11 Ekim 2024

Cumhurbaşkanımız, güncel olaylar…

AKP’li arkadaşlar, geçmiş Türk siyasetçilerden daha mı akıllı, daha mı tahsilli, daha mı görgülü, daha mı global görebilen, hareket edebilen insanlarmış da 70 yıl sonra nükleer santral kurmaya kalkmışlar?.. Kendileri, karar versin, cevaplasınlar

Cumhurbaşkanı ve AKP Genel Başkanı Recep Tayyip Erdoğan

Okuyucularım bilir ben “eski okul” bir insanım, geleneklerimize ve devlet büyüklerine hep saygılıyım.

Ancak, köşe yazarlığı fonksiyonumu yerine getirebilmek için kibarca, asla hakaret etmeden kritik etmeliyim ki bir fayda sağlasın. İşler berbat eden kişileri methiyeler düzmek, işlerin daha da sarpa sarmasını sağlar…

Cumhurbaşkanları milletleri temsilen devletleri yönetirler. Yani “devlet” başkanlığı tevarüs edilmiş bir hak değildir. Karşılığında maaş alınan bir görevdir. Kişisel bir hak da olmamalıdır. Çünkü 85 milyon insanı temsilen karar alıp uyguluyorsunuz. Seçilirken yapacaklarınızın özetini, ruhunu, seçmene anlatıyorsunuz; onlar da anlıyorlar ve sizi ya seçiyorlar ya da seçmiyorlar.

Demokrasi denilen yönetim sisteminin zayıf noktası da burada, iktidar partilerinin 4 yıl süre ile sözlerinin dışında bir şeyler yapması çok zor denetleniyor. Hele günümüzde olduğu gibi denetimin dışına çıkacak Anayasa değişiklikleri, kamu kurumları ile farklı ilişkiler, ordu, adalet, gibi kurumların, yasal sayılabilir çeşitli manipülasyonlar ile doğrudan kontrolunu elde edebilirseniz, hiç denetlenmezsiniz.

Bizim cumhurbaşkanı pek denetim yanlısı gibi davranmıyor…

Bunu birçok hayati konuya uygulayabilirsiniz.

Mesela ben ülkede nükleer enerji santralı kurulmasına bir referandum yapılarak karar verilmesini isterdim. Vatandaşı “adam yerine” koymaktır önemli olan

Türkiye gibi bir ülkede yapılmalı mı yapılmamalı mı?

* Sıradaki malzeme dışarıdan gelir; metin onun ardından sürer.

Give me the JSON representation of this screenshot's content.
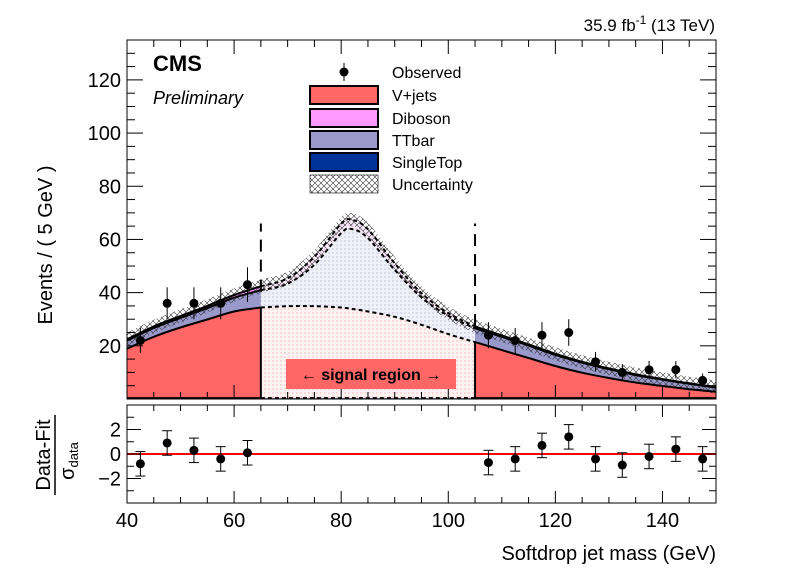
{
  "header": {
    "experiment": "CMS",
    "status": "Preliminary",
    "lumi": "35.9 fb",
    "lumi_exp": "-1",
    "energy": " (13 TeV)"
  },
  "signal_region_label": "← signal region →",
  "colors": {
    "vjets": "#ff6666",
    "diboson": "#ff99ff",
    "ttbar": "#9999cc",
    "singletop": "#003399",
    "data": "#000000",
    "ratio_line": "#ff0000"
  },
  "chart_data": [
    {
      "type": "area",
      "title": "",
      "xlabel": "Softdrop jet mass (GeV)",
      "ylabel": "Events / ( 5 GeV )",
      "xlim": [
        40,
        150
      ],
      "ylim": [
        0,
        135
      ],
      "x_ticks": [
        40,
        60,
        80,
        100,
        120,
        140
      ],
      "y_ticks": [
        20,
        40,
        60,
        80,
        100,
        120
      ],
      "legend_position": "top-center",
      "legend": [
        "Observed",
        "V+jets",
        "Diboson",
        "TTbar",
        "SingleTop",
        "Uncertainty"
      ],
      "signal_region": [
        65,
        105
      ],
      "fit_x": [
        40,
        45,
        50,
        55,
        60,
        65,
        70,
        75,
        80,
        82,
        85,
        90,
        95,
        100,
        105,
        110,
        115,
        120,
        125,
        130,
        135,
        140,
        145,
        150
      ],
      "stack_series": [
        {
          "name": "SingleTop",
          "values": [
            0.4,
            0.4,
            0.4,
            0.4,
            0.4,
            0.4,
            0.4,
            0.4,
            0.4,
            0.4,
            0.4,
            0.4,
            0.4,
            0.4,
            0.4,
            0.4,
            0.4,
            0.4,
            0.4,
            0.4,
            0.4,
            0.4,
            0.4,
            0.4
          ]
        },
        {
          "name": "V+jets",
          "values": [
            18.5,
            23,
            26.5,
            29.5,
            32.5,
            34,
            34.5,
            34.5,
            34,
            33.5,
            32.5,
            30.5,
            27.5,
            24,
            21,
            18,
            15,
            12,
            9.5,
            7.5,
            5.8,
            4.5,
            3.3,
            2.3
          ]
        },
        {
          "name": "TTbar",
          "values": [
            3,
            3.3,
            3.6,
            4.3,
            5.2,
            6.5,
            8.5,
            15.6,
            28,
            30,
            27.6,
            17.6,
            10.3,
            6.9,
            5.2,
            5,
            4.7,
            4.2,
            3.8,
            3.3,
            2.8,
            2.4,
            2,
            1.6
          ]
        },
        {
          "name": "Diboson",
          "values": [
            0.5,
            0.6,
            0.7,
            0.8,
            1,
            1.5,
            2,
            3,
            3.5,
            3.5,
            3.3,
            2.5,
            1.6,
            1,
            0.7,
            0.5,
            0.4,
            0.4,
            0.3,
            0.3,
            0.3,
            0.2,
            0.2,
            0.2
          ]
        }
      ],
      "uncertainty_band": 2.5,
      "observed": {
        "x": [
          42.5,
          47.5,
          52.5,
          57.5,
          62.5,
          107.5,
          112.5,
          117.5,
          122.5,
          127.5,
          132.5,
          137.5,
          142.5,
          147.5
        ],
        "y": [
          22,
          36,
          36,
          36,
          43,
          24,
          22,
          24,
          25,
          14,
          10,
          11,
          11,
          7
        ],
        "err": [
          4.7,
          6,
          6,
          6,
          6.5,
          4.9,
          4.7,
          4.9,
          5,
          3.7,
          3.2,
          3.3,
          3.3,
          2.6
        ]
      }
    },
    {
      "type": "scatter",
      "xlabel": "Softdrop jet mass (GeV)",
      "ylabel": "Data-Fit / σdata",
      "xlim": [
        40,
        150
      ],
      "ylim": [
        -4,
        4
      ],
      "x_ticks": [
        40,
        60,
        80,
        100,
        120,
        140
      ],
      "y_ticks": [
        -2,
        0,
        2
      ],
      "y_tick_labels": [
        "−2",
        "0",
        "2"
      ],
      "reference_line": 0,
      "x": [
        42.5,
        47.5,
        52.5,
        57.5,
        62.5,
        107.5,
        112.5,
        117.5,
        122.5,
        127.5,
        132.5,
        137.5,
        142.5,
        147.5
      ],
      "y": [
        -0.8,
        0.9,
        0.3,
        -0.4,
        0.1,
        -0.7,
        -0.4,
        0.7,
        1.4,
        -0.4,
        -0.9,
        -0.2,
        0.4,
        -0.4
      ],
      "err": [
        1,
        1,
        1,
        1,
        1,
        1,
        1,
        1,
        1,
        1,
        1,
        1,
        1,
        1
      ]
    }
  ]
}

Ben vatandaş olarak bilemiyorum. Eğer bu konu kamuoyuna sorulsa idi, gelen bilgilerden herkes öğrenmiş olurdu.

Ancak AKP İktidarı siyasi otorite olarak karar verdi ve yapmaya başladı. O zaman Başbakan olan Sayın Erdoğan basına “Nükleere başladık!” diye bilgi verdi.

2025 de elektrik vermeğe başlayacak. Senaryoya göre talebin yıllık ortalama yüzde 3,8 artışla 409 milyar kilovat saate ulaşacağını öngörülüyor. Bu senaryoda ise nükleer santraller toplam talebin yüzde 16,3’ünü karşılayabilecektir. Ancak bunun ne zaman olacağı bilinmiyor.

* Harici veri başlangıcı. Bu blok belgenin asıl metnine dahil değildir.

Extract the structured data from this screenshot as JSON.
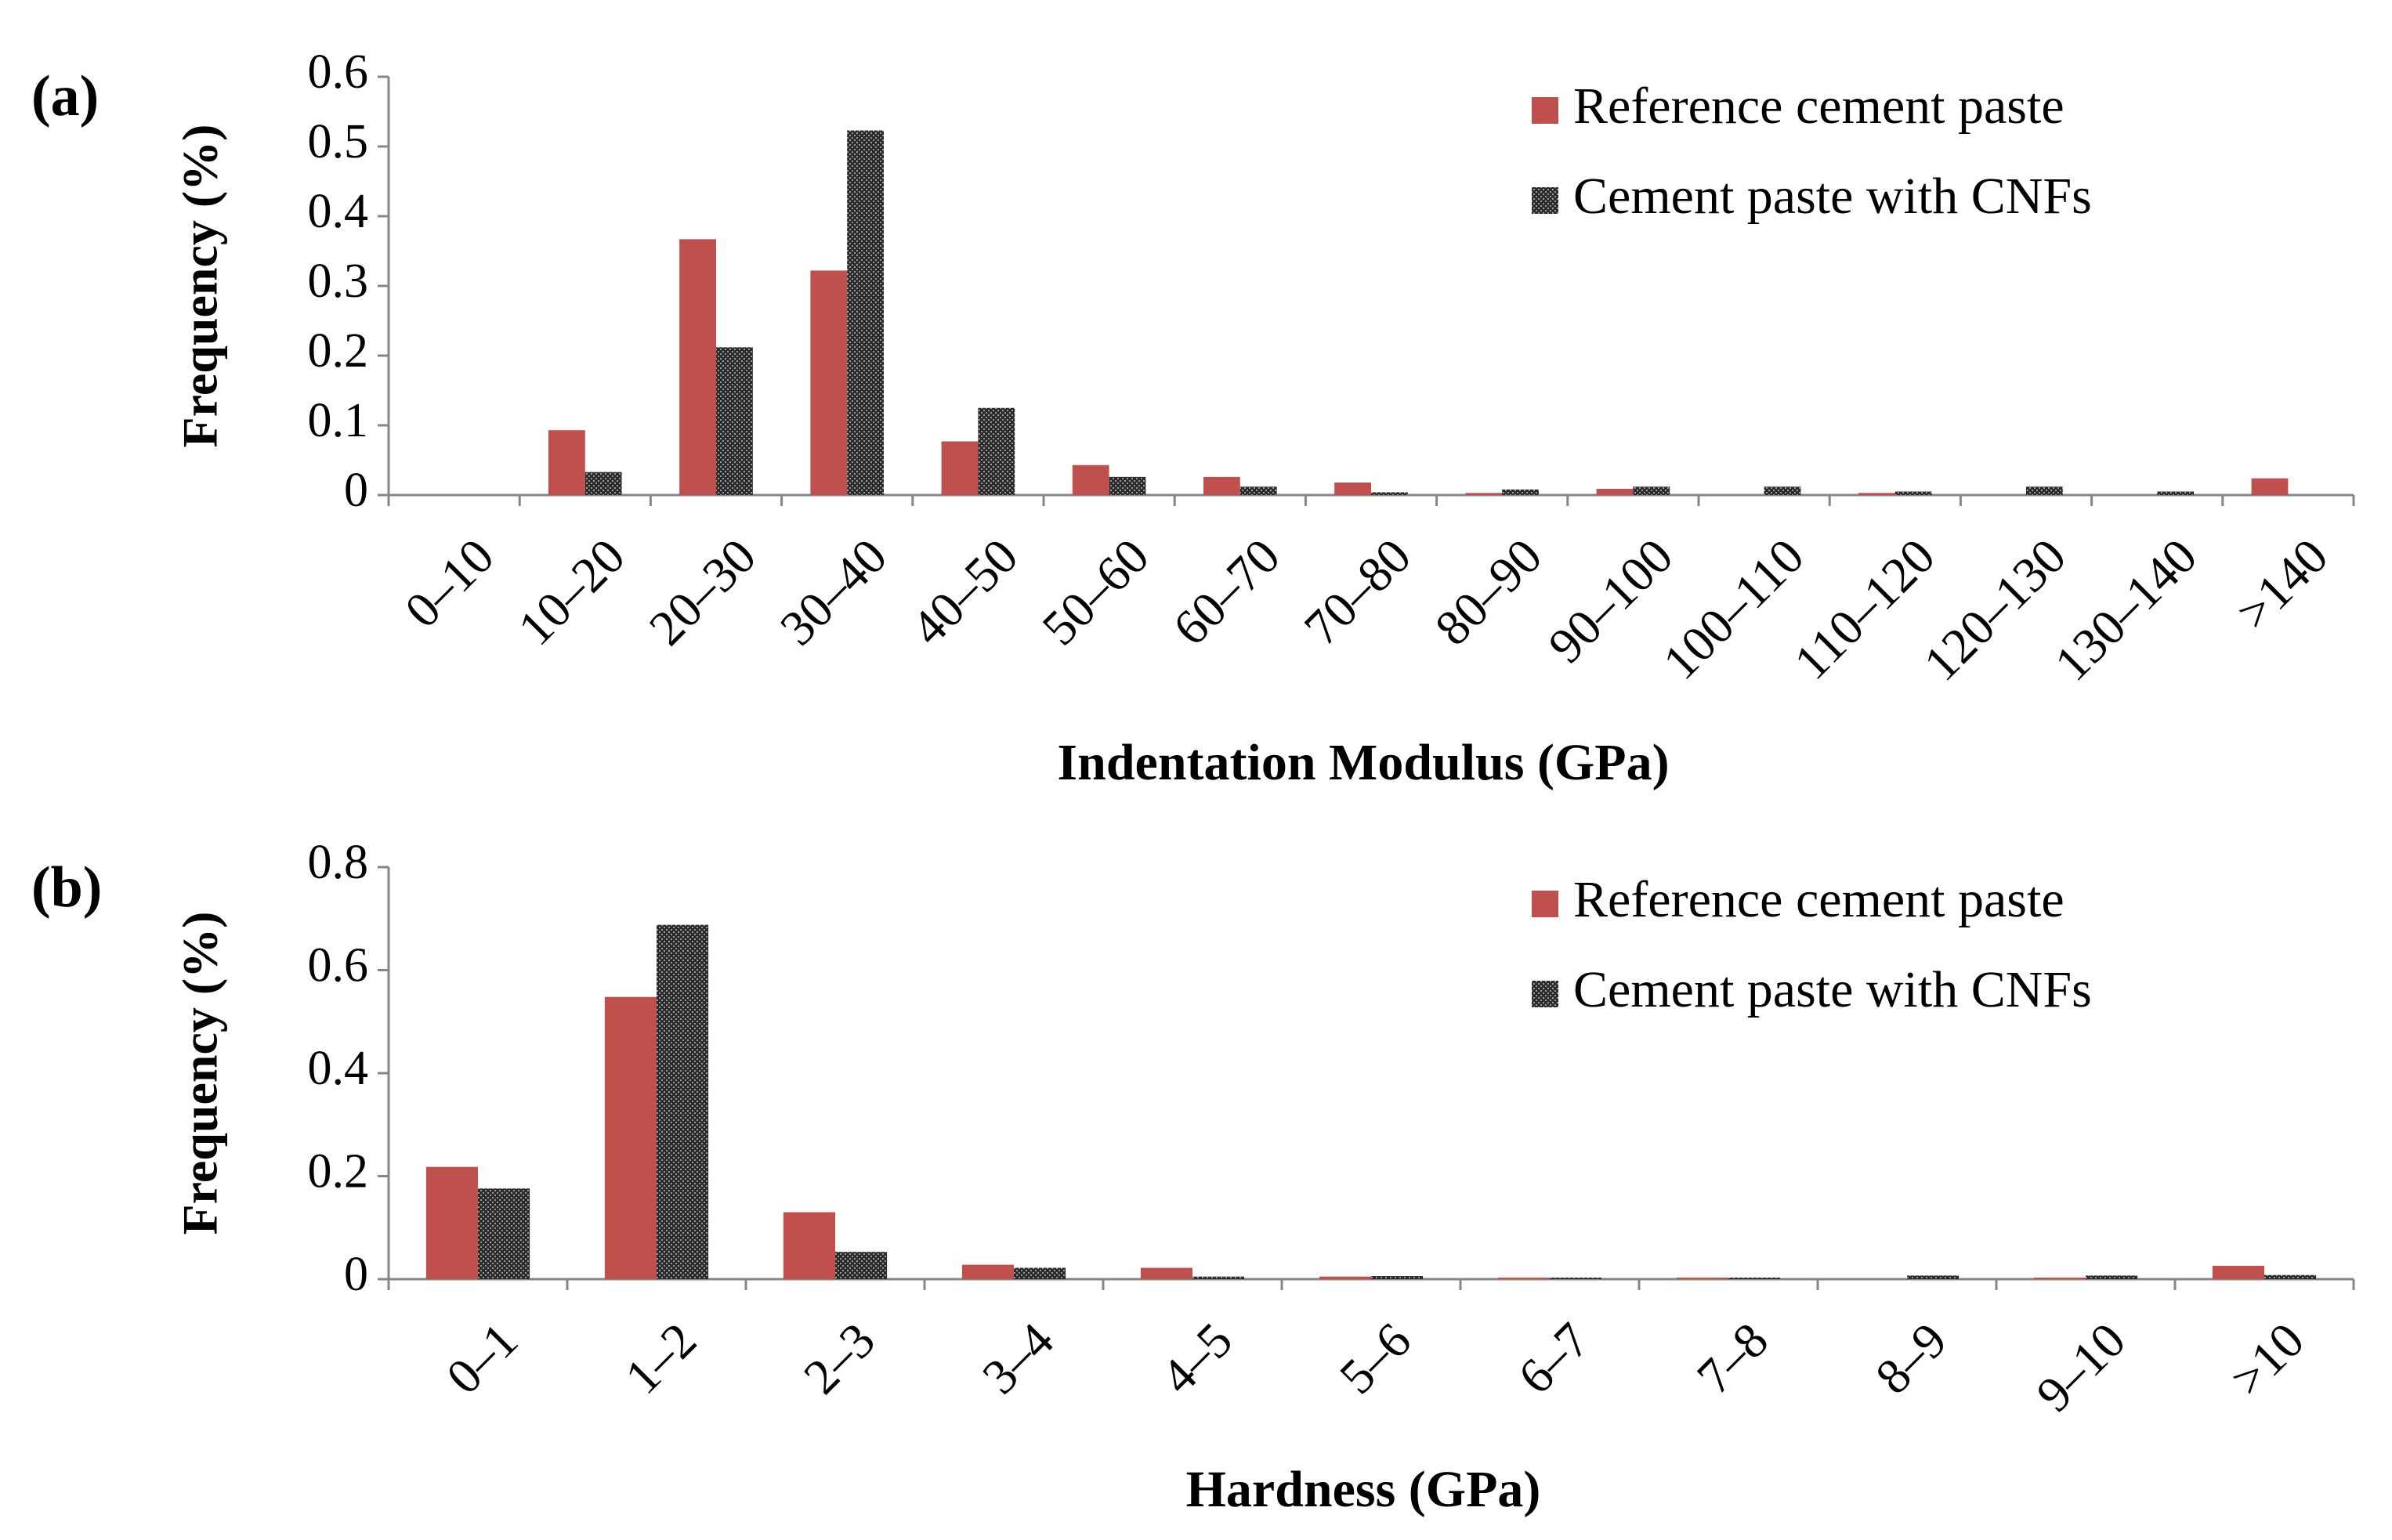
{
  "chart_data": [
    {
      "type": "bar",
      "panel_label": "(a)",
      "xlabel": "Indentation Modulus (GPa)",
      "ylabel": "Frequency (%)",
      "categories": [
        "0–10",
        "10–20",
        "20–30",
        "30–40",
        "40–50",
        "50–60",
        "60–70",
        "70–80",
        "80–90",
        "90–100",
        "100–110",
        "110–120",
        "120–130",
        "130–140",
        ">140"
      ],
      "series": [
        {
          "name": "Reference cement paste",
          "color": "#c0504d",
          "values": [
            0,
            0.093,
            0.367,
            0.322,
            0.077,
            0.043,
            0.026,
            0.018,
            0.003,
            0.009,
            0,
            0.003,
            0,
            0,
            0.024
          ]
        },
        {
          "name": "Cement paste with CNFs",
          "color": "#2b2b2b",
          "values": [
            0,
            0.033,
            0.212,
            0.523,
            0.125,
            0.026,
            0.012,
            0.004,
            0.008,
            0.012,
            0.012,
            0.005,
            0.012,
            0.005,
            0
          ]
        }
      ],
      "ylim": [
        0,
        0.6
      ],
      "yticks": [
        0,
        0.1,
        0.2,
        0.3,
        0.4,
        0.5,
        0.6
      ],
      "legend": "upper right"
    },
    {
      "type": "bar",
      "panel_label": "(b)",
      "xlabel": "Hardness (GPa)",
      "ylabel": "Frequency (%)",
      "categories": [
        "0–1",
        "1–2",
        "2–3",
        "3–4",
        "4–5",
        "5–6",
        "6–7",
        "7–8",
        "8–9",
        "9–10",
        ">10"
      ],
      "series": [
        {
          "name": "Reference cement paste",
          "color": "#c0504d",
          "values": [
            0.218,
            0.548,
            0.13,
            0.028,
            0.022,
            0.005,
            0.003,
            0.003,
            0,
            0.003,
            0.026
          ]
        },
        {
          "name": "Cement paste with CNFs",
          "color": "#2b2b2b",
          "values": [
            0.176,
            0.688,
            0.053,
            0.022,
            0.005,
            0.006,
            0.003,
            0.003,
            0.007,
            0.007,
            0.008
          ]
        }
      ],
      "ylim": [
        0,
        0.8
      ],
      "yticks": [
        0,
        0.2,
        0.4,
        0.6,
        0.8
      ],
      "legend": "upper right"
    }
  ]
}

Akkuyu yönetimi, kurulan şirket devam ettiği sürece Ruslara ait olacak. İlk 20 yıl tamamen Rus sermaye ve yönetiminde kalacak olan şirketin, 20 yıl sonra yüzde 49 hissesi Türklere geçecek; ancak anlaşılacağı gibi Ruslar yüzde 51 hisse ile sonsuza kadar canlarının istediğini yapacaklar. 

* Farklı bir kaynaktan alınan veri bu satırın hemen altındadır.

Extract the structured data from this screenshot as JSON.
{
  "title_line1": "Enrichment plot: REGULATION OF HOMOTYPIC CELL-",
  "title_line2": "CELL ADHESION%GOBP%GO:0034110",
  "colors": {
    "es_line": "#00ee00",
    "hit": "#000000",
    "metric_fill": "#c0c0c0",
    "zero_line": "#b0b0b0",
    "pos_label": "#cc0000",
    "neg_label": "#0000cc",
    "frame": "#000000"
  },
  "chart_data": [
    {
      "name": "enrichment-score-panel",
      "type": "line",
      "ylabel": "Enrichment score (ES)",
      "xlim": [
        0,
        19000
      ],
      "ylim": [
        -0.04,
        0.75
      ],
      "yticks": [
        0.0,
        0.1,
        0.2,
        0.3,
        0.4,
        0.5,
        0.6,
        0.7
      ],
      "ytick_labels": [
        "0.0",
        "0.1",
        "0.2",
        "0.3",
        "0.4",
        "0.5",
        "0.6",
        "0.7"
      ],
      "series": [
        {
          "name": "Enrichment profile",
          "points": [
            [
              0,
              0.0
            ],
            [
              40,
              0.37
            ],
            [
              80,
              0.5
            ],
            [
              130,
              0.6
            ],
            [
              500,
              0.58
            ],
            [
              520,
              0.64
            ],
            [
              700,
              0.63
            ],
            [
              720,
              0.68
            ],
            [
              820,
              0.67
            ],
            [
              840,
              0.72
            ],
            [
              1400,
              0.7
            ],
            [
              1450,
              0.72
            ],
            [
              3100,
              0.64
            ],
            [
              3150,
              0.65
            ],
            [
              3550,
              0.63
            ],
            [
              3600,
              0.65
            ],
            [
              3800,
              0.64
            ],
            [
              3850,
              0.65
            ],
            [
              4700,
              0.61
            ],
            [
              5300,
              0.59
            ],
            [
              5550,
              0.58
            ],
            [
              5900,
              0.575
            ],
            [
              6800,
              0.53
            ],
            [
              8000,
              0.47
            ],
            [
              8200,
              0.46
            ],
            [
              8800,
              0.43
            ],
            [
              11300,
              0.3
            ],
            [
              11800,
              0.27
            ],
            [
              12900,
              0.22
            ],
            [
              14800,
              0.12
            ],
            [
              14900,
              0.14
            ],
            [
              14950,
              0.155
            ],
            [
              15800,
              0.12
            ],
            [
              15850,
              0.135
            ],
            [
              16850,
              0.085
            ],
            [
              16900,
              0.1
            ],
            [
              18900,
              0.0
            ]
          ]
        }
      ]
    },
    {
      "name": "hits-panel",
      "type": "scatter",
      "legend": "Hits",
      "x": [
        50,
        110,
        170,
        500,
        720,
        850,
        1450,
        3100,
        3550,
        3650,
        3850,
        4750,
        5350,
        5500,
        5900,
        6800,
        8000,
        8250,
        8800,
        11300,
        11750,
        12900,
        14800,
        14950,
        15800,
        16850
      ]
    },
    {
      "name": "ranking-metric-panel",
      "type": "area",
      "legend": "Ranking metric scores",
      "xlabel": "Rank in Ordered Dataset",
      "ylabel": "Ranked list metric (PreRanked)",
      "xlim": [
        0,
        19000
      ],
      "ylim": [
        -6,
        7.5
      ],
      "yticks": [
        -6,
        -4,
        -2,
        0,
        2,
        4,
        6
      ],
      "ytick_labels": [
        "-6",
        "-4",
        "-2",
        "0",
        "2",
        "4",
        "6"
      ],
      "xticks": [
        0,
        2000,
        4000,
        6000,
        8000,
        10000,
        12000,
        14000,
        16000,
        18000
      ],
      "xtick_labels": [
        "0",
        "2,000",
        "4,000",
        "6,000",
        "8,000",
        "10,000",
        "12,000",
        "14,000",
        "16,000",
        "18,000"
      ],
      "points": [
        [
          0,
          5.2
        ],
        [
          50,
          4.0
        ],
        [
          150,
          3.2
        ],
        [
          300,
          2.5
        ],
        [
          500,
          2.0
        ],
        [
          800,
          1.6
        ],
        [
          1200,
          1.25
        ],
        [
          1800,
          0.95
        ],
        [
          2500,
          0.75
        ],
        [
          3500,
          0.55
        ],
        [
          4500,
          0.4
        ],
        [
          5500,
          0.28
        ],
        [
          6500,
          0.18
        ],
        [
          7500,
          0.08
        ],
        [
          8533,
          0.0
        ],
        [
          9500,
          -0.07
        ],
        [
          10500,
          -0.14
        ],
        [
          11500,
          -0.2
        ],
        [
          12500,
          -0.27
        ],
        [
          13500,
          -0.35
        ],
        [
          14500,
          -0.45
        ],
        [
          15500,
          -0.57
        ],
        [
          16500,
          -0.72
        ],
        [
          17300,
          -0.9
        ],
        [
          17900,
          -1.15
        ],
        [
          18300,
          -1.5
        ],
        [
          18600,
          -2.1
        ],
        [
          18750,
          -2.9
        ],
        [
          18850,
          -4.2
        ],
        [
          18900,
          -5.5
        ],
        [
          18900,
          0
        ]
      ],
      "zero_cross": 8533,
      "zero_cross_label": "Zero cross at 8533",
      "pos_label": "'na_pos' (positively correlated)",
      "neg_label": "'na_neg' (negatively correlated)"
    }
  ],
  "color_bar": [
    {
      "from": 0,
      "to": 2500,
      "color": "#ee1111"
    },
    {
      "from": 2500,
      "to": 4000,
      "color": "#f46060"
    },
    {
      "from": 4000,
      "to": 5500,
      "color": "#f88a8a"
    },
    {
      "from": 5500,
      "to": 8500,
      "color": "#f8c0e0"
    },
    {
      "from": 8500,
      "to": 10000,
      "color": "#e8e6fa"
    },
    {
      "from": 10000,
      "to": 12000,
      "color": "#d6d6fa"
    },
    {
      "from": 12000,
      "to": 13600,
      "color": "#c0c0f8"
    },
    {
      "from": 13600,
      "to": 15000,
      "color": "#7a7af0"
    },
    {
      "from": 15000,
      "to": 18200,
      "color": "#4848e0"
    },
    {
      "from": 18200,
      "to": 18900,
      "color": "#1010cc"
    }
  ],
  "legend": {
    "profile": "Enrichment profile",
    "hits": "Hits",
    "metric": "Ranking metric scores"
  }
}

Enerji durumumuz, nükleerin Türkiye için vazgeçilmez bir seçenek olmadığı gösteriyor. Nitekim Almanya 2023'te tüm santrallerini kapattı; rüzgâr koskoca endüstrili Almanya’nın ihtiyacını nerede ise yüzde 40’ını karşılıyor. Hemen -özel şartlı ülkeler hariç- tüm Batı dünyası bu durumda.

Güneş ve rüzgâr enerjisi potansiyeli çok yüksek olan Türkiye ihtiyacı olan elektriği yenilenebilir kaynak çeşitliliğini artırarak ve enerjisini verimli kullanarak da karşılayabilir.

Üretilen Rus elektriğinin Kwa fiyatı en çok 15.33 dolar olacak. Hesabı bu fiyata göre yapmak gerek, Rus yönetiminin daha az alacak hali yok!.. Günümüz itibari ile ülkede elektrik sıkıntısı yok. Peki nedir o zaman bu; telaş içinde, milyar dolarlık lüzumsuz işleri yapmağa çalışmak?..                                               Ben, bu “nükleer santral” konusunu “vatandaşa Sormak düsturu” bakımından konu ettim. Ancak ülkemizin enerji sorununu ciddiyet ile sizlere sayılar vererek yazma niyetim var. Ciddi araştırma ile yapacağım.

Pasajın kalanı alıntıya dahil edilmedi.